Sinner conquista il Centre Court: a Wimbledon trionfa la Ragione

Se l’Illuminismo aveva rappresentato il periodo storico in cui l’umanità per la prima volta aveva mostrato piena consapevolezza e fiducia nell’elevare il metodo scientifico e la razionalità quali strumenti più idonei a comprendere ed interpretare il mondo, il Romanticismo ne era stato una reazione, che aveva riportato al centro il sentimento, la soggettività ed il bisogno di evadere dalla realtà. Un passaggio tra due epoche, avvenuto tra il diciottesimo ed il diciannovesimo secolo, pienamente vissuto da Johann Wolfgang von Goethe che mirabilmente lo rappresentò attraverso i quattro protagonisti delle sue “Affinità Elettive”, a detta di chi scrive il più bel romanzo dell’Ottocento insieme a “Guerra e Pace” (Tolstoj) ed alle “Illusioni Perdute” (Balzac). Il letterato tedesco, figlio di quel secolo dei lumi a cui il mondo stava iniziando a voltare le spalle, all’epoca scelse Charlotte ed il Capitano quali alfieri della Ragione ed Ottilie ed Eduard per incarnare il Sentimento.

A distanza di poco più di due secoli, se l’autore dei “Dolori del Giovane Werther” e del “Faust” si fosse ritrovato sul Centre Court, avrebbe magari (con le dovute proporzioni) potuto trarre qualche spunto anche da Jannik Sinner e Carlos Alcaraz. Per il loro modo così diverso di interpretare la vita come il tennis e di essere nella loro alternatività straordinariamente complementari. E così come i due successi consecutivi dello spagnolo nelle precedenti edizioni avevano posto fine al geometrico dominio di Novak Djokovic a Church Road mettendo in evidenza l’estrosità del suo istinto, il trionfo di Sinner ai Championships è sembrato una contro reazione al tentativo dell’estemporaneità di insediarsi con continuità sulla scena. Diversamente da quanto accaduto a Parigi, laddove sostenuto dalle vibrazioni del Philippe Chatrier era riuscito a ribellarsi ad una sconfitta che sembrava inevitabile, stavolta Carlitos non è stato in grado (se non a tratti) di scardinare la solidità del numero uno del mondo.

La logica rigorosa del tennis di Jannik, capace di perseguire senza pause o tentennamenti il piano tattico impostato, non si è infatti lasciata sopraffare neanche dopo il parziale di quattro game a zero con cui un Alcaraz costantemente bisognoso di variare con creatività schemi quasi quanto di respirare, aveva ribaltato le sorti del primo set.
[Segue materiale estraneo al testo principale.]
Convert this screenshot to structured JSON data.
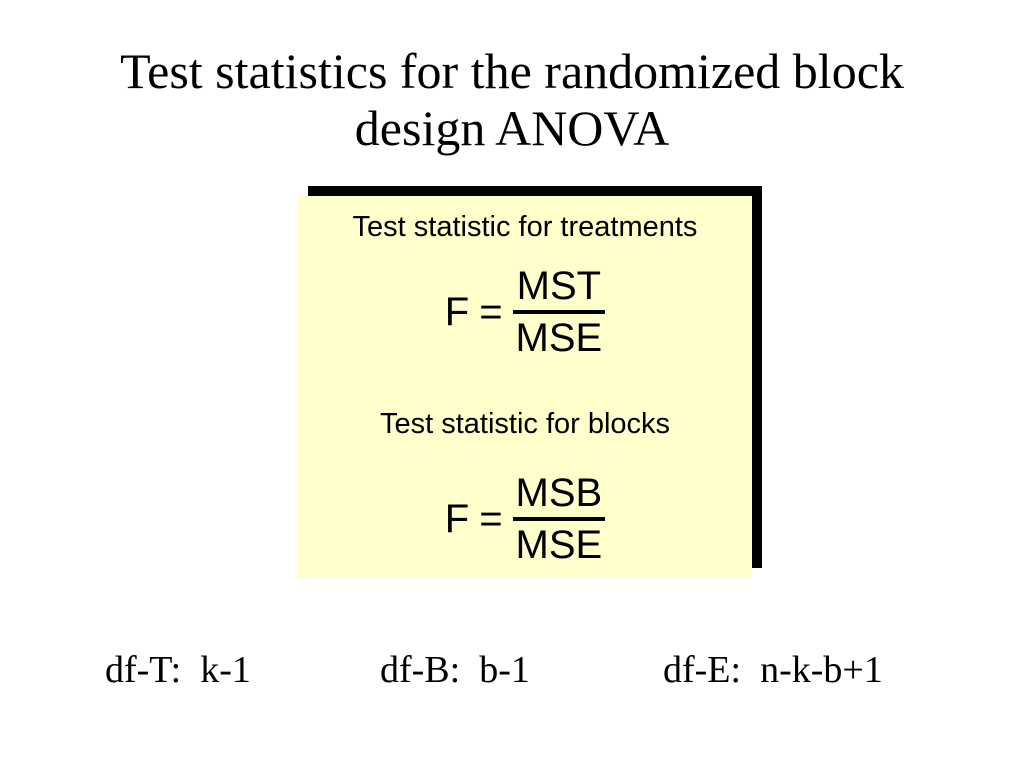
{
  "title": {
    "line1": "Test statistics for the randomized block",
    "line2": "design ANOVA"
  },
  "box": {
    "background_color": "#FFFFCC",
    "frame_color": "#000000",
    "treatments_label": "Test statistic for treatments",
    "treatments_formula": {
      "lhs": "F",
      "equals": "=",
      "numerator": "MST",
      "denominator": "MSE"
    },
    "blocks_label": "Test statistic for blocks",
    "blocks_formula": {
      "lhs": "F",
      "equals": "=",
      "numerator": "MSB",
      "denominator": "MSE"
    }
  },
  "df_row": [
    {
      "label": "df-T:",
      "value": "k-1"
    },
    {
      "label": "df-B:",
      "value": "b-1"
    },
    {
      "label": "df-E:",
      "value": "n-k-b+1"
    }
  ],
  "text_color": "#000000",
  "page_background": "#FFFFFF"
}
Perché alla lunga la metodica capacità dell’italiano nel portare avanti il suo gioco ha scavato un solco tra lui e l’avversario sempre più profondo, una distanza rivelatasi minuto dopo minuto sempre più incolmabile, nonostante il ventaglio di possibili soluzioni con cui lo spagnolo ha vanamente provato a contenere il gap. L’ordine ha preso il sopravvento sul caos, aprendo così a Sinner la porta del successo.

Un trionfo da celebrare nella consapevolezza che nei prossimi anni i due opposti saranno destinati ad attrarsi e ritrovarsi, a studiarsi ed ammirarsi nelle rispettive (ed inconciliabili) peculiarità dai due lati di una rete, pronti a superarsi vicendevolmente in relazione alle circostanze più o meno favorevoli che alternativamente sposeranno la causa dell’uno e dell’altro. Un inevitabile confronto, quello tra Ragione e Sentimento, pronto a ripetersi all’infinito senza che da questo possa emergere un vincitore finale, dal momento che nessuno dei due potrà mai prevalere definitivamente sull’altro, essendo entrambi tanto simbiotici quanto indispensabili, nella vita come in un campo da tennis.